Startups stepped in to fill the gap that traditional players couldn’t or wouldn’t fill in banking, lending, payments and retail services. With reCommerce platforms popping up out of nowhere, it become possible for consumers to monetize the clothes they didn’t want anymore by giving others the chance to buy them. Gig platforms made it possible for workers to find and do work remotely to fill in for the jobs they may have lost and the skills that employers needed but couldn’t invest in full time workers to support. Innovators examined opportunities to reduce B2B payments efficiencies by using digital methods to reduce the cost of making and receiving payments. Many leveraged the smartphone and app and data opportunity to rethink how businesses and people interact across all segments and disrupt conventional norms.
In fact, some of those startups and innovations make it easier for the world today to blunt the impact of the coronavirus somewhat and continue to do business in the face of what is likely to be a global pandemic.
I trust that we will see many of the same impacts from the COVID-19 black swan.

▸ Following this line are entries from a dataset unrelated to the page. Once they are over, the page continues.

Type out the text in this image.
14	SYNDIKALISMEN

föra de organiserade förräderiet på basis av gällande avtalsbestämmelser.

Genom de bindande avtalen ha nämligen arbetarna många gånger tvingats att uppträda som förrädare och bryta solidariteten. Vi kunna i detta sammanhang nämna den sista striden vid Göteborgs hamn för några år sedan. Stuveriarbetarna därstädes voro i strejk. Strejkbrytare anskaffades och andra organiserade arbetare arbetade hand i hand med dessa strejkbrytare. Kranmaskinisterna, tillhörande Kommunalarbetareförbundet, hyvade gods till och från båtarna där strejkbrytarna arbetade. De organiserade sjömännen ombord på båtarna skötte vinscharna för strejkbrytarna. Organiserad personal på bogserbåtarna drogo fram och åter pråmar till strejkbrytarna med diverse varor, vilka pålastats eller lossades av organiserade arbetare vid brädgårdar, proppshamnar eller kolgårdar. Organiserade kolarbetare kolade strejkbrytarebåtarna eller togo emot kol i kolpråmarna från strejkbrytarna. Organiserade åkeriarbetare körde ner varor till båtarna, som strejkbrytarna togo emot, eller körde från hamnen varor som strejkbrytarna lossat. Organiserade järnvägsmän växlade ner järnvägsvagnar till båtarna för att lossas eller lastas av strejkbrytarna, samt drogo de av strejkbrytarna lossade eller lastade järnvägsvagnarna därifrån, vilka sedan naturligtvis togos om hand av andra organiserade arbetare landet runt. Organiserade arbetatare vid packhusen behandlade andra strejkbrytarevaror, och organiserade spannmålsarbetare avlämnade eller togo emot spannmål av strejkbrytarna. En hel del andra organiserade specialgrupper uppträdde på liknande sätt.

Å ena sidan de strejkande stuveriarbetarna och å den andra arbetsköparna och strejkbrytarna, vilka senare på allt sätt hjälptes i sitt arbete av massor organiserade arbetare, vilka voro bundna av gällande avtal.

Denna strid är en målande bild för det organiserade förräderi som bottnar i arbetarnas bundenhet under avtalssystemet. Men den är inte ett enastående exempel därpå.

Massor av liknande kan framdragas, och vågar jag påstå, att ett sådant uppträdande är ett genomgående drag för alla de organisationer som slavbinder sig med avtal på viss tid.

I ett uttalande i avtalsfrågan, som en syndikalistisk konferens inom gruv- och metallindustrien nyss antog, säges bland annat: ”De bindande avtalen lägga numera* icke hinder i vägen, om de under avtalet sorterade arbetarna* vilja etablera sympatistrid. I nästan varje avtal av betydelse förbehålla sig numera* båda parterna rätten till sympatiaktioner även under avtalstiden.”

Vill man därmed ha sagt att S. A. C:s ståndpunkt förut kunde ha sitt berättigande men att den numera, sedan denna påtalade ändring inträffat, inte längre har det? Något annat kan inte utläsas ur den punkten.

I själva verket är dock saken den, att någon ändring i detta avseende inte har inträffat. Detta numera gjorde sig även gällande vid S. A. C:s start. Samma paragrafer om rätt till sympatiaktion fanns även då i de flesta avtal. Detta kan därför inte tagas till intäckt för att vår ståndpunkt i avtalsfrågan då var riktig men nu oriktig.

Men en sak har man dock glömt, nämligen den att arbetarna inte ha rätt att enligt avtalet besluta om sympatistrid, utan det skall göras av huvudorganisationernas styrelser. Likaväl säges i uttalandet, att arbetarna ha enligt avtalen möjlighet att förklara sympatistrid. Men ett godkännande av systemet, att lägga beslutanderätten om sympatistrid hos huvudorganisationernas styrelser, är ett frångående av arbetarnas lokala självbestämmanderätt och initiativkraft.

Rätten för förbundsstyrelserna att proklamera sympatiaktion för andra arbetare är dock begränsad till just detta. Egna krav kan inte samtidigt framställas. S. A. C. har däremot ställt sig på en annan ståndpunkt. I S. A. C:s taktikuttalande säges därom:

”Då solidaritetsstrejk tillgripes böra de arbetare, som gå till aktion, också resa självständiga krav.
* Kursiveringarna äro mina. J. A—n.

Thinly capitalized businesses that rely mainly on physical channels will struggle, and many could die. Unicorns could shrink in size and become attractive acquisition targets for big companies — or shrivel and die, too. Businesses that were built around serving people and SMBs with cheap capital may find themselves and their business models tested. Restaurant business models will be tested even more than they have been, as customers potentially pull back and ghost kitchen models use this opportunity to double down and take share.
At the same time, people will embrace the power of a connected world and the ability of connected ecosystems to sustain consumers and businesses. Firms that have optimized logistics and direct-to-consumer (DTC) models could have an advantage over those who were late to that party. Companies with a digital-first and/or a digital-only legacy will prosper, since their models weren’t built to boost physical environments but to complement or replace them. As we have seen quite clearly in retail, the shift from physical to digital is much more of an uphill climb than the other way around.
And new businesses will emerge, capitalizing on the opportunity in crisis and investors willing to support new product and service delivery paradigms.
Of course, there is no bright side to COVID-19. Businesses will probably fail, workers will lose their jobs and it is expected that many people will die. The effects of the virus will last far longer than the contagion itself. But the crisis will accelerate the move to the ever more connected digital world, force businesses to rely more on digital solutions and likely spawn a new wave of innovation.
When we come out on the other side, the world may well be a different, better place. Some of the methods and ways of doing business as the global crisis plays out may very well become standard operating procedure in the decade that awaits. And it will be the connected economy innovators who will lead the way.